All of the entries for this challenge were assigned a number and ballots were cast by guild members for viewer's choice.........when the votes were tallied Siren's Song was awarded 1st place. To see a slide show of all of the wonderful pieces entered, click here

My Quilts Part 2

At the January 2007 guild meeting I learned of The "Wee" Quilt challenge being held at McDougall Cottage in Cambridge. This seemed like a great opportunity to try entering something for competition. I decided that I would try to make a suitable piece to enter. The theme of the show was Heather Hillsides. It was to be no larger than 24" x 24" and had to contain at least a couple pieces of plaid. Entries were due March 1st so I had little time to waste. This is Viking's Bane. I again used the top stitched curve piecing technique to create the small landscape in the background along with the thistle and garden in the foreground. I was having a great deal of trouble finding the plaids I wanted to use for this piece
( every one I saw was just too big in scale) so I used my computer and printer to create the plaids in just the right size and colour that I felt I needed. I designed a continuous line quilt design of thistles and leaves for the border stitched with a variegated thread.
I was delighted to hear that this piece had been accepted into the show, so I am sure you can image how thrilled I was to learn that Viking's Bane had been awarded Best In Show and at the close of the show it had also been honoured with Viewer's choice.

My Quilts Part 1

This one is called Learning Curves...........I was just finishing the hand quilting on this piece when I attended The London Friendship Quilters' Guild Show in the fall of 2006.
It was then that I decided to join this guild. I find there is so much to learn and see at each and every meeting. Learning Curves was done in 9 sections and then the sections were joined together in the same method used for quilt as you go quilts, I wanted to learn to do top stitch curved piecing so that was what inspired the original design of the border on the back of this quilt, this was also my first hand quilted piece. I discovered that I really enjoy the hand quilting process, more importantly I learned that a quilt made entirely of Batik fabrics is a poor candidate for hand quilting. ( Although I must say I am not at all unhappy with my stitches)

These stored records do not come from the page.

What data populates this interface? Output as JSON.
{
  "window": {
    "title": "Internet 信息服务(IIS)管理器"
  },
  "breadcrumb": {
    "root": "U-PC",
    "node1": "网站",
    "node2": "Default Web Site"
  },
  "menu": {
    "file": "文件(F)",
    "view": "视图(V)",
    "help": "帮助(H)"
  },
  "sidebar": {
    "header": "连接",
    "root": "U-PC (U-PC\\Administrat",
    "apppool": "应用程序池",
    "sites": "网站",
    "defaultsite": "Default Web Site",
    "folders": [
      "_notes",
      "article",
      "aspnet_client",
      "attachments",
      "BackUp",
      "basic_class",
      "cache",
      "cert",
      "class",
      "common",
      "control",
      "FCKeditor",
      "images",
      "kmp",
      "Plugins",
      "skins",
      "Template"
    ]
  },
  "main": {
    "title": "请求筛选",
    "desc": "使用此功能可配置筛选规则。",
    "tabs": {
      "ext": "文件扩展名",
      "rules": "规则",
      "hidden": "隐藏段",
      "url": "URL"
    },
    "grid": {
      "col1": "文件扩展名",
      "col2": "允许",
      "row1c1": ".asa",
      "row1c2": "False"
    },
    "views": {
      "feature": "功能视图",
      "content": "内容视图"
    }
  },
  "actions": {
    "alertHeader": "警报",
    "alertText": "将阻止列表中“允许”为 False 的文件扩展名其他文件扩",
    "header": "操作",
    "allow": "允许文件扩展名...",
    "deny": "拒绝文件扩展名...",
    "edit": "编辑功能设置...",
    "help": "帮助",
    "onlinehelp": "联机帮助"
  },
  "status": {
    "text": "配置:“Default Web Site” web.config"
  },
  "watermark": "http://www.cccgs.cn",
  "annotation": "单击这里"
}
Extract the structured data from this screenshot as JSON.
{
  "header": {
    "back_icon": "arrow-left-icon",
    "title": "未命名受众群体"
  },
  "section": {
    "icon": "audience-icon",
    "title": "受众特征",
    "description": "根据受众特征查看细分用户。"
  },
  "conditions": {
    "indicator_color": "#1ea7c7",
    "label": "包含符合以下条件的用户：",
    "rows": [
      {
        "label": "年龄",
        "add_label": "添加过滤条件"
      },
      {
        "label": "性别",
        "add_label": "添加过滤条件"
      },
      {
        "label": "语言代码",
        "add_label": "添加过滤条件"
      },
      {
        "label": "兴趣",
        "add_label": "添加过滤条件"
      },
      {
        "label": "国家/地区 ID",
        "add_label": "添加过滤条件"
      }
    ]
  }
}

Wednesday, October 22, 2008

Toy sewing machines

On the side bar you find find a slide show of some of my collection of toy sewing machines, I started with 1 about 5 years ago and it has grown to just over 70. It is amazing to see just how many different ones are out there. What I have is just a small sample of the toy machines that were made through the years.

Monday, October 20, 2008

My first post

Blogging is a new concept for me. I have absolutely no clue as to what I am doing just yet but I have never let that stop me before. I have found many blogs to be intriguing and inspiring. What will I bring to this forum?...................I do not know. I will just have to see where this leads.